Three of the album's tracks featured in Triple J's Hottest 100 of 2017, all in the top ten – peaking at number two with "Let Me Down Easy", followed by "The Deepest Sighs, the Frankest Shadows" at number five and "What Can I Do if the Fire Goes Out?" at number ten. The only other artists to have achieved this feat previously were Powderfinger in 2003 and Chet Faker in 2014. Three more tracks featured in the Hottest 200 of 2017.

In 2020, two tracks from Go Farther in Lightness featured in Triple J's Hottest 100 of the 2010s – "Let Me Down Easy" at number 19 and "The Deepest Sighs, the Frankest Shadows" at number 52. Furthermore, two songs featured in the Hottest 200 of the Decade.
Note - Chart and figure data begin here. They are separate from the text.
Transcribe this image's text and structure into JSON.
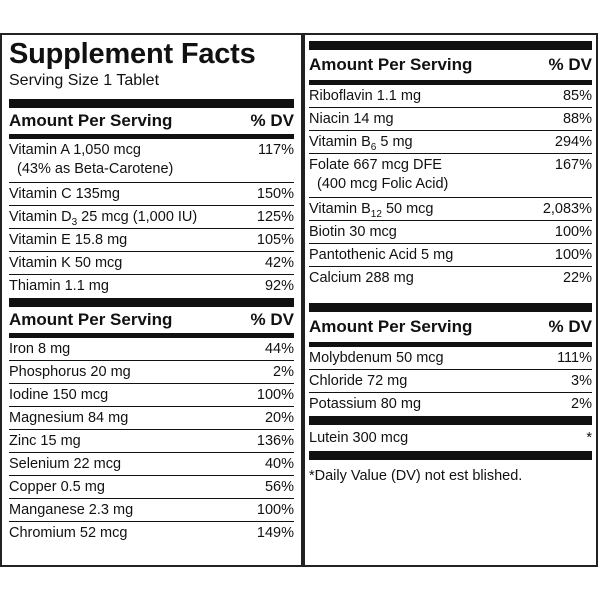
{
  "label": {
    "title": "Supplement Facts",
    "serving_size": "Serving Size 1 Tablet"
  },
  "table_header": {
    "amount": "Amount Per Serving",
    "dv": "% DV"
  },
  "left_section_1": [
    {
      "name": "Vitamin A 1,050 mcg",
      "sub": "(43% as Beta-Carotene)",
      "dv": "117%"
    },
    {
      "name": "Vitamin C 135mg",
      "dv": "150%"
    },
    {
      "name_pre": "Vitamin D",
      "name_subscript": "3",
      "name_post": " 25 mcg (1,000 IU)",
      "dv": "125%"
    },
    {
      "name": "Vitamin E  15.8 mg",
      "dv": "105%"
    },
    {
      "name": "Vitamin K 50 mcg",
      "dv": "42%"
    },
    {
      "name": "Thiamin 1.1 mg",
      "dv": "92%"
    }
  ],
  "left_section_2": [
    {
      "name": "Iron 8 mg",
      "dv": "44%"
    },
    {
      "name": "Phosphorus 20 mg",
      "dv": "2%"
    },
    {
      "name": "Iodine 150 mcg",
      "dv": "100%"
    },
    {
      "name": "Magnesium 84 mg",
      "dv": "20%"
    },
    {
      "name": "Zinc 15 mg",
      "dv": "136%"
    },
    {
      "name": "Selenium 22 mcg",
      "dv": "40%"
    },
    {
      "name": "Copper 0.5 mg",
      "dv": "56%"
    },
    {
      "name": "Manganese 2.3 mg",
      "dv": "100%"
    },
    {
      "name": "Chromium 52 mcg",
      "dv": "149%"
    }
  ],
  "right_section_1": [
    {
      "name": "Riboflavin 1.1 mg",
      "dv": "85%"
    },
    {
      "name": "Niacin 14 mg",
      "dv": "88%"
    },
    {
      "name_pre": "Vitamin B",
      "name_subscript": "6",
      "name_post": " 5 mg",
      "dv": "294%"
    },
    {
      "name": "Folate 667 mcg DFE",
      "sub": "(400 mcg Folic Acid)",
      "dv": "167%"
    },
    {
      "name_pre": "Vitamin B",
      "name_subscript": "12",
      "name_post": " 50 mcg",
      "dv": "2,083%"
    },
    {
      "name": "Biotin 30 mcg",
      "dv": "100%"
    },
    {
      "name": "Pantothenic Acid 5 mg",
      "dv": "100%"
    },
    {
      "name": "Calcium 288 mg",
      "dv": "22%"
    }
  ],
  "right_section_2": [
    {
      "name": "Molybdenum 50 mcg",
      "dv": "111%"
    },
    {
      "name": "Chloride 72 mg",
      "dv": "3%"
    },
    {
      "name": "Potassium 80 mg",
      "dv": "2%"
    }
  ],
  "right_section_3": [
    {
      "name": "Lutein 300 mcg",
      "dv": "*"
    }
  ],
  "footnote": "*Daily Value (DV) not est  blished."
}
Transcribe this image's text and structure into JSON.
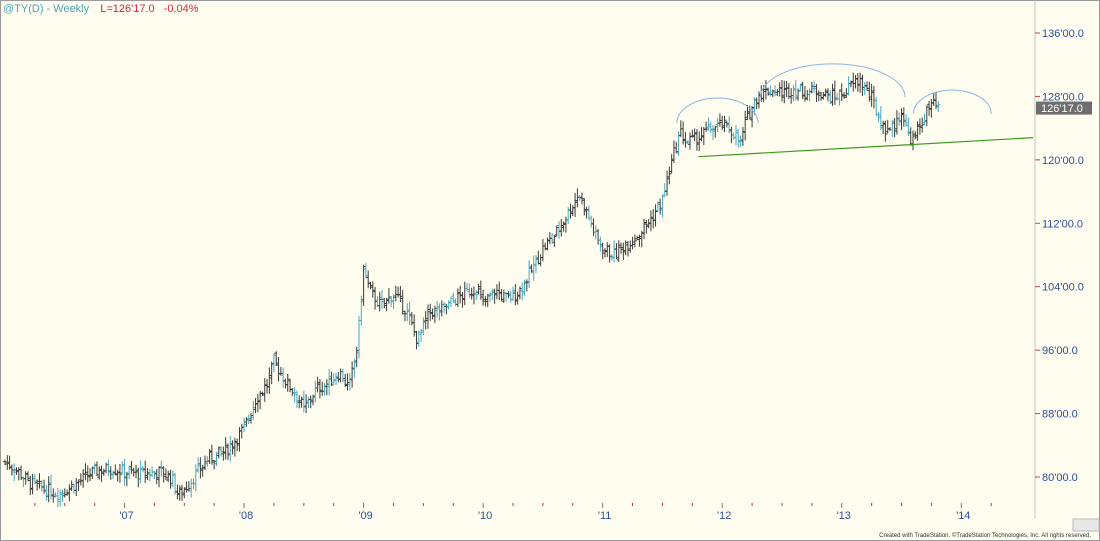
{
  "header": {
    "symbol": "@TY(D) - Weekly",
    "last": "L=126'17.0",
    "change": "-0.04%"
  },
  "copyright": "Created with TradeStation. ©TradeStation Technologies, Inc. All rights reserved.",
  "colors": {
    "background": "#fffdf0",
    "bar": "#3a3a3a",
    "bar_alt": "#4aa8c0",
    "price_tag": "#6e6e6e",
    "trendline": "#3f9a1e",
    "arc": "#8ab4e6",
    "axis_text": "#2e4f9a",
    "tick_mark": "#d4283c"
  },
  "chart_data": {
    "type": "ohlc",
    "title": "",
    "xlabel": "",
    "ylabel": "",
    "ylim": [
      76,
      139
    ],
    "y_ticks": [
      {
        "value": 136,
        "label": "136'00.0"
      },
      {
        "value": 128,
        "label": "128'00.0"
      },
      {
        "value": 120,
        "label": "120'00.0"
      },
      {
        "value": 112,
        "label": "112'00.0"
      },
      {
        "value": 104,
        "label": "104'00.0"
      },
      {
        "value": 96,
        "label": "96'00.0"
      },
      {
        "value": 88,
        "label": "88'00.0"
      },
      {
        "value": 80,
        "label": "80'00.0"
      }
    ],
    "last_price": {
      "value": 126.53,
      "label": "126'17.0"
    },
    "x_range": [
      2006.0,
      2014.6
    ],
    "x_ticks": [
      {
        "value": 2007.0,
        "label": "'07"
      },
      {
        "value": 2008.0,
        "label": "'08"
      },
      {
        "value": 2009.0,
        "label": "'09"
      },
      {
        "value": 2010.0,
        "label": "'10"
      },
      {
        "value": 2011.0,
        "label": "'11"
      },
      {
        "value": 2012.0,
        "label": "'12"
      },
      {
        "value": 2013.0,
        "label": "'13"
      },
      {
        "value": 2014.0,
        "label": "'14"
      }
    ],
    "quarter_ticks": [
      2006.25,
      2006.5,
      2006.75,
      2007.25,
      2007.5,
      2007.75,
      2008.25,
      2008.5,
      2008.75,
      2009.25,
      2009.5,
      2009.75,
      2010.25,
      2010.5,
      2010.75,
      2011.25,
      2011.5,
      2011.75,
      2012.25,
      2012.5,
      2012.75,
      2013.25,
      2013.5,
      2013.75,
      2014.25
    ],
    "price_path": [
      [
        2006.0,
        81.9
      ],
      [
        2006.1,
        80.9
      ],
      [
        2006.2,
        79.3
      ],
      [
        2006.3,
        78.6
      ],
      [
        2006.45,
        77.9
      ],
      [
        2006.6,
        79.2
      ],
      [
        2006.75,
        80.7
      ],
      [
        2006.9,
        81.1
      ],
      [
        2007.0,
        80.6
      ],
      [
        2007.15,
        80.4
      ],
      [
        2007.3,
        80.6
      ],
      [
        2007.4,
        79.8
      ],
      [
        2007.45,
        77.6
      ],
      [
        2007.55,
        79.4
      ],
      [
        2007.7,
        82.3
      ],
      [
        2007.85,
        83.3
      ],
      [
        2008.0,
        86.1
      ],
      [
        2008.1,
        89.9
      ],
      [
        2008.2,
        91.8
      ],
      [
        2008.25,
        94.6
      ],
      [
        2008.35,
        92.0
      ],
      [
        2008.45,
        90.1
      ],
      [
        2008.5,
        88.5
      ],
      [
        2008.6,
        91.0
      ],
      [
        2008.7,
        91.8
      ],
      [
        2008.8,
        93.2
      ],
      [
        2008.88,
        91.2
      ],
      [
        2008.95,
        96.8
      ],
      [
        2009.0,
        106.3
      ],
      [
        2009.05,
        103.5
      ],
      [
        2009.15,
        101.5
      ],
      [
        2009.25,
        103.1
      ],
      [
        2009.35,
        101.2
      ],
      [
        2009.45,
        97.2
      ],
      [
        2009.55,
        100.8
      ],
      [
        2009.65,
        101.0
      ],
      [
        2009.75,
        102.2
      ],
      [
        2009.85,
        103.1
      ],
      [
        2009.95,
        103.9
      ],
      [
        2010.0,
        101.7
      ],
      [
        2010.1,
        103.5
      ],
      [
        2010.2,
        102.4
      ],
      [
        2010.3,
        103.4
      ],
      [
        2010.4,
        105.9
      ],
      [
        2010.5,
        108.8
      ],
      [
        2010.6,
        110.5
      ],
      [
        2010.7,
        113.0
      ],
      [
        2010.8,
        115.8
      ],
      [
        2010.85,
        114.0
      ],
      [
        2010.9,
        112.1
      ],
      [
        2010.95,
        110.0
      ],
      [
        2011.0,
        108.8
      ],
      [
        2011.1,
        108.0
      ],
      [
        2011.2,
        109.4
      ],
      [
        2011.3,
        110.6
      ],
      [
        2011.4,
        112.4
      ],
      [
        2011.5,
        114.9
      ],
      [
        2011.55,
        118.2
      ],
      [
        2011.6,
        121.0
      ],
      [
        2011.65,
        123.5
      ],
      [
        2011.7,
        122.2
      ],
      [
        2011.8,
        122.8
      ],
      [
        2011.9,
        123.9
      ],
      [
        2012.0,
        124.4
      ],
      [
        2012.1,
        123.4
      ],
      [
        2012.15,
        121.9
      ],
      [
        2012.2,
        125.0
      ],
      [
        2012.3,
        128.3
      ],
      [
        2012.4,
        128.8
      ],
      [
        2012.5,
        128.5
      ],
      [
        2012.6,
        128.9
      ],
      [
        2012.7,
        128.5
      ],
      [
        2012.8,
        128.8
      ],
      [
        2012.9,
        127.9
      ],
      [
        2013.0,
        128.2
      ],
      [
        2013.1,
        129.6
      ],
      [
        2013.15,
        130.1
      ],
      [
        2013.25,
        127.7
      ],
      [
        2013.35,
        123.9
      ],
      [
        2013.45,
        124.3
      ],
      [
        2013.5,
        126.3
      ],
      [
        2013.55,
        123.3
      ],
      [
        2013.6,
        122.4
      ],
      [
        2013.7,
        125.8
      ],
      [
        2013.75,
        126.9
      ],
      [
        2013.82,
        126.5
      ]
    ],
    "overlays": {
      "trendline": {
        "from": [
          2011.8,
          120.4
        ],
        "to": [
          2014.6,
          122.8
        ]
      },
      "arcs": [
        {
          "x_start": 2011.62,
          "x_end": 2012.3,
          "y_base": 124.6,
          "y_peak": 127.8
        },
        {
          "x_start": 2012.32,
          "x_end": 2013.53,
          "y_base": 127.9,
          "y_peak": 132.1
        },
        {
          "x_start": 2013.6,
          "x_end": 2014.25,
          "y_base": 125.8,
          "y_peak": 128.8
        }
      ]
    }
  }
}
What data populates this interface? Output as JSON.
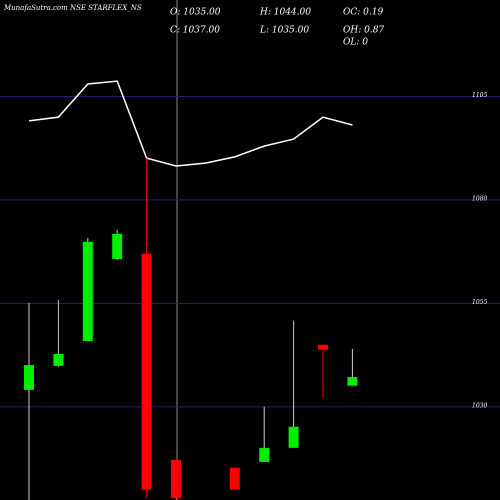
{
  "chart_data": {
    "type": "candlestick",
    "title": "MunafaSutra.com NSE STARFLEX_NS",
    "info": [
      "O: 1035.00",
      "H: 1044.00",
      "OC: 0.19",
      "C: 1037.00",
      "L: 1035.00",
      "OH: 0.87",
      "OL: 0"
    ],
    "categories": [
      null,
      null,
      null,
      null,
      null,
      null,
      null,
      null,
      null,
      null,
      null,
      null
    ],
    "open": [
      1034.1,
      1039.9,
      1045.9,
      1065.7,
      1067.0,
      1017.2,
      null,
      1015.3,
      1016.7,
      1020.1,
      1045.0,
      1035.1
    ],
    "high": [
      1055.1,
      1055.8,
      1070.8,
      1072.8,
      1090.1,
      1017.2,
      null,
      1015.3,
      1030.0,
      1050.8,
      1045.0,
      1044.0
    ],
    "low": [
      1007.0,
      1039.7,
      1045.9,
      1065.5,
      1008.0,
      1007.0,
      null,
      1010.0,
      1016.7,
      1020.1,
      1032.2,
      1035.1
    ],
    "close": [
      1040.1,
      1042.8,
      1069.9,
      1071.8,
      1010.0,
      1008.0,
      null,
      1010.0,
      1020.1,
      1025.2,
      1043.8,
      1037.2
    ],
    "up_color": "#00ee00",
    "down_color": "#ff0000",
    "line": {
      "color": "#ffffff",
      "values": [
        1099.1,
        1100.0,
        1108.0,
        1108.7,
        1090.1,
        1088.2,
        1088.9,
        1090.4,
        1093.0,
        1094.7,
        1100.0,
        1098.1
      ]
    },
    "ylim": [
      1007.5,
      1128.3
    ],
    "yticks": [
      1030,
      1055,
      1080,
      1105
    ],
    "grid": true
  }
}
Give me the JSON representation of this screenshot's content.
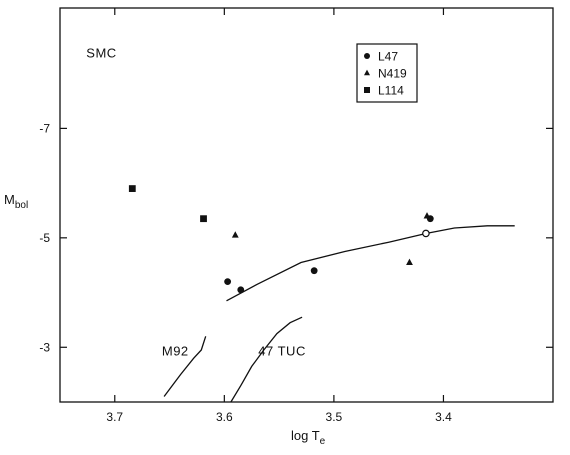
{
  "chart_data": {
    "type": "scatter",
    "xlabel": "log T",
    "xlabel_sub": "e",
    "ylabel": "M",
    "ylabel_sub": "bol",
    "xlim": [
      3.75,
      3.3
    ],
    "ylim": [
      -2.0,
      -9.2
    ],
    "xticks": [
      3.7,
      3.6,
      3.5,
      3.4
    ],
    "xtick_labels": [
      "3.7",
      "3.6",
      "3.5",
      "3.4"
    ],
    "yticks": [
      -7,
      -5,
      -3
    ],
    "ytick_labels": [
      "-7",
      "-5",
      "-3"
    ],
    "series": [
      {
        "name": "L47",
        "marker": "circle",
        "points": [
          [
            3.597,
            -4.2
          ],
          [
            3.585,
            -4.05
          ],
          [
            3.518,
            -4.4
          ],
          [
            3.412,
            -5.35
          ]
        ]
      },
      {
        "name": "N419",
        "marker": "triangle",
        "points": [
          [
            3.59,
            -5.05
          ],
          [
            3.431,
            -4.55
          ],
          [
            3.415,
            -5.4
          ]
        ]
      },
      {
        "name": "L114",
        "marker": "square",
        "points": [
          [
            3.684,
            -5.9
          ],
          [
            3.619,
            -5.35
          ]
        ]
      }
    ],
    "open_point": [
      3.416,
      -5.08
    ],
    "curves": [
      {
        "label": "SMC giant branch",
        "points": [
          [
            3.598,
            -3.85
          ],
          [
            3.57,
            -4.15
          ],
          [
            3.53,
            -4.55
          ],
          [
            3.49,
            -4.75
          ],
          [
            3.45,
            -4.92
          ],
          [
            3.416,
            -5.08
          ],
          [
            3.39,
            -5.18
          ],
          [
            3.36,
            -5.22
          ],
          [
            3.335,
            -5.22
          ]
        ]
      },
      {
        "label": "M92",
        "points": [
          [
            3.655,
            -2.1
          ],
          [
            3.64,
            -2.5
          ],
          [
            3.628,
            -2.8
          ],
          [
            3.621,
            -2.95
          ],
          [
            3.617,
            -3.2
          ]
        ]
      },
      {
        "label": "47 TUC",
        "points": [
          [
            3.594,
            -2.0
          ],
          [
            3.585,
            -2.3
          ],
          [
            3.575,
            -2.65
          ],
          [
            3.564,
            -2.95
          ],
          [
            3.552,
            -3.25
          ],
          [
            3.54,
            -3.45
          ],
          [
            3.529,
            -3.55
          ]
        ]
      }
    ],
    "annotations": [
      {
        "text": "SMC",
        "x": 3.726,
        "y": -8.3
      },
      {
        "text": "M92",
        "x": 3.657,
        "y": -2.85
      },
      {
        "text": "47 TUC",
        "x": 3.569,
        "y": -2.85
      }
    ],
    "legend": {
      "position": "top-right",
      "items": [
        {
          "marker": "circle",
          "label": "L47"
        },
        {
          "marker": "triangle",
          "label": "N419"
        },
        {
          "marker": "square",
          "label": "L114"
        }
      ]
    },
    "grid": false
  }
}
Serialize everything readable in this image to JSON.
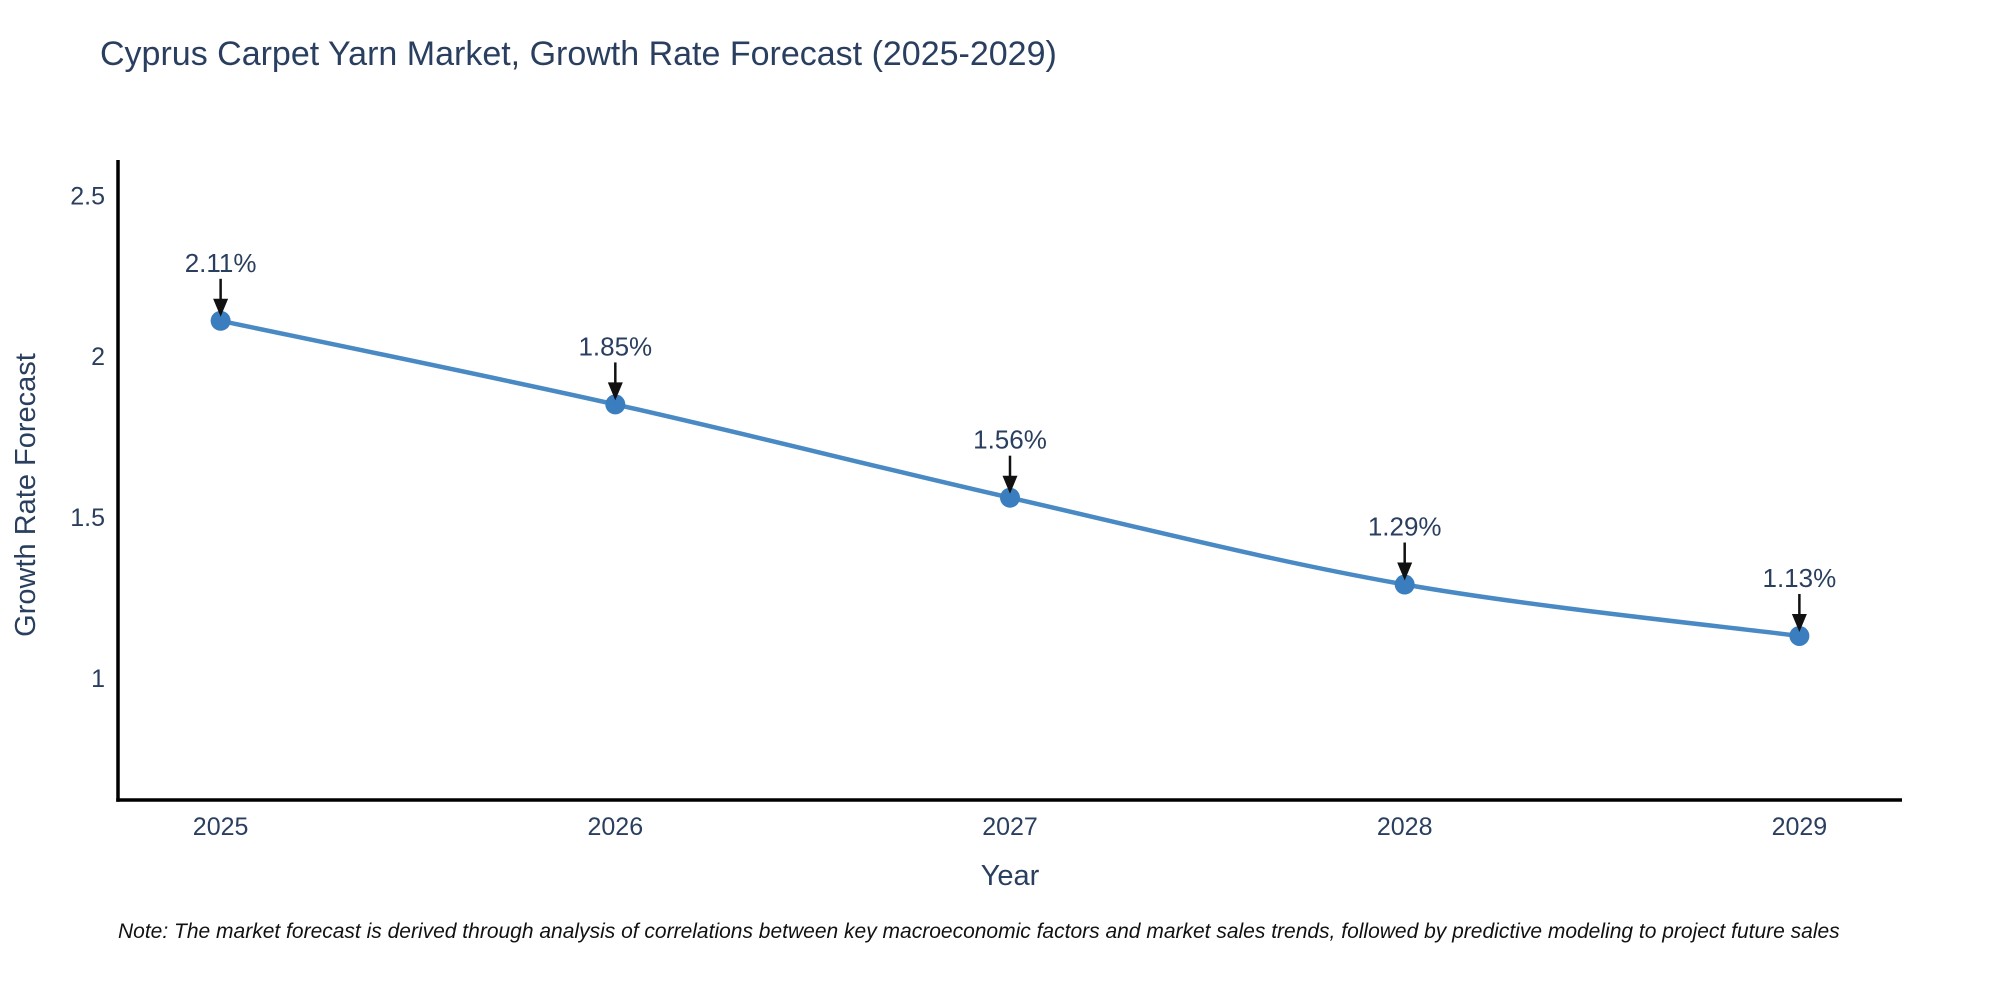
{
  "title": "Cyprus Carpet Yarn Market, Growth Rate Forecast (2025-2029)",
  "note": "Note: The market forecast is derived through analysis of correlations between key macroeconomic factors and market sales trends, followed by predictive modeling to project future sales",
  "colors": {
    "title_text": "#2a3f5f",
    "tick_text": "#2a3f5f",
    "annotation_text": "#2a3f5f",
    "axis_line": "#000000",
    "series_line": "#4a8ac4",
    "marker_fill": "#3a7ebf",
    "arrow": "#111111",
    "background": "#ffffff"
  },
  "chart_data": {
    "type": "line",
    "title": "Cyprus Carpet Yarn Market, Growth Rate Forecast (2025-2029)",
    "xlabel": "Year",
    "ylabel": "Growth Rate Forecast",
    "categories": [
      2025,
      2026,
      2027,
      2028,
      2029
    ],
    "series": [
      {
        "name": "Growth Rate Forecast",
        "values": [
          2.11,
          1.85,
          1.56,
          1.29,
          1.13
        ],
        "point_labels": [
          "2.11%",
          "1.85%",
          "1.56%",
          "1.29%",
          "1.13%"
        ]
      }
    ],
    "yticks": [
      1,
      1.5,
      2,
      2.5
    ],
    "ylim": [
      0.62,
      2.61
    ],
    "xlim": [
      2024.74,
      2029.26
    ],
    "grid": false,
    "legend": "none",
    "line_shape": "spline",
    "annotations": "value labels with downward arrows above each point"
  }
}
Track eight of the album, "Achilles Come Down", was not released as a single, however it has become Gang of Youths' most popular song on both Apple Music and Spotify.

List of appearances on year-end, decade-end and all-time lists
| Publication | List | Rank | Ref. |
| Double J | 50 Best Albums of 2017 | 40 |  |
| Junkee | 50 Best Australian Albums of the Decade | – |  |
| Livewire | Best Albums of the Decade | – |  |
| Rolling Stone Australia | 50 Best Albums of 2017 | 3 |  |
| 200 Greatest Australian Albums of All Time | 121 |  |
| Sputnikmusic | Top 50 Albums of 2017 | 8 |  |
| Top 100 Albums of the 2010s | 24 |  |
| The Sydney Morning Herald | Top 20 Albums of 2017 | – |  |
| Triple J | Listeners Album Poll | 1 |  |
| Uproxx | Best Albums of 2017 | 16 |  |

==Track listing==
All tracks are written by David Le'aupepe.

1. "Fear and Trembling" – 6:03
2. "What Can I Do If the Fire Goes Out?" – 4:56
3. "Atlas Drowned" – 4:31
4. "Keep Me In the Open" – 5:57
5. "L'imaginaire" – 1:30
6. "Do Not Let Your Spirit Wane" – 7:33
7. "Go Farther in Lightness" – 1:48
8. "Achilles Come Down" – 7:02
9. "Persevere" – 4:33
10. "Le symbolique" – 3:51
11. "Let Me Down Easy" – 5:19
12. "The Heart Is a Muscle" – 5:24
13. "Le réel" – 2:22
14. "The Deepest Sighs, the Frankest Shadows" – 5:52
15. "Our Time Is Short" – 5:17
16. "Say Yes to Life" – 5:13

Notes

- Physical versions of this album only list 12 songs, with "L'imaginaire", "Go Farther in Lightness", "Le symbolique" and "Le réel" being listed separately in roman numerals from I–IV.

== Personnel ==
Gang of Youths
- David Le'aupepe – writing, lead vocals, piano, guitar, string arrangements, horn arrangements, engineering
- Joji Malani – lead guitar, horn arrangements
- Max Dunn – bass guitar
- Jung Kim – guitar, keyboards
- Donnie Borzestowski – drums

Additional musicians

- Justin Kearin – horn arrangements, trombone
- Darryl Carthew – horn arrangements, trumpet
- Dave Andrew – piano, keyboard
- Emma Jardine – violin
- Thibaud Hobba – violin
- Ella Jamieson – cello
- Mee Na Lojewski – cello
- Leah Zweck – string contractor
- Tulele Faletolu – backing vocals
- Kris Hodge – backing vocals
- Gloria Mati – backing vocals
- Dee Uluirewa – backing vocals

Technical
- Peter Katis – mixing (tracks 1–4, 6, 9, 11–12, 14, 16)
- Adrian Breakspear – producer, mixing (tracks 5, 7–8, 10, 13, 15), engineering
- Peter Holz – engineering
- Lewis Mitchell – engineering
- Josh Pearson – assistant
- Joe Lambert – mastering

==Charts==

===Weekly charts===

Weekly chart performance for Go Farther in Lightness
| Chart (2017) | Peak position |
|---|---|
| Australian Albums (ARIA) | 1 |

===Year-end charts===

2017 year-end chart performance for Go Farther in Lightness
| Chart (2017) | Position |
|---|---|
| Australian Albums (ARIA) | 44 |

2018 year-end chart performance for Go Farther in Lightness
| Chart (2018) | Position |
|---|---|
| Australian Albums (ARIA) | 39 |

==Certifications==

List of certifications for Go Farther in Lightness
| Region | Certification | Certified units/sales |
| Australia (ARIA) | Platinum | 70,000^{‡} |
^{‡} Sales+streaming figures based on certification alone.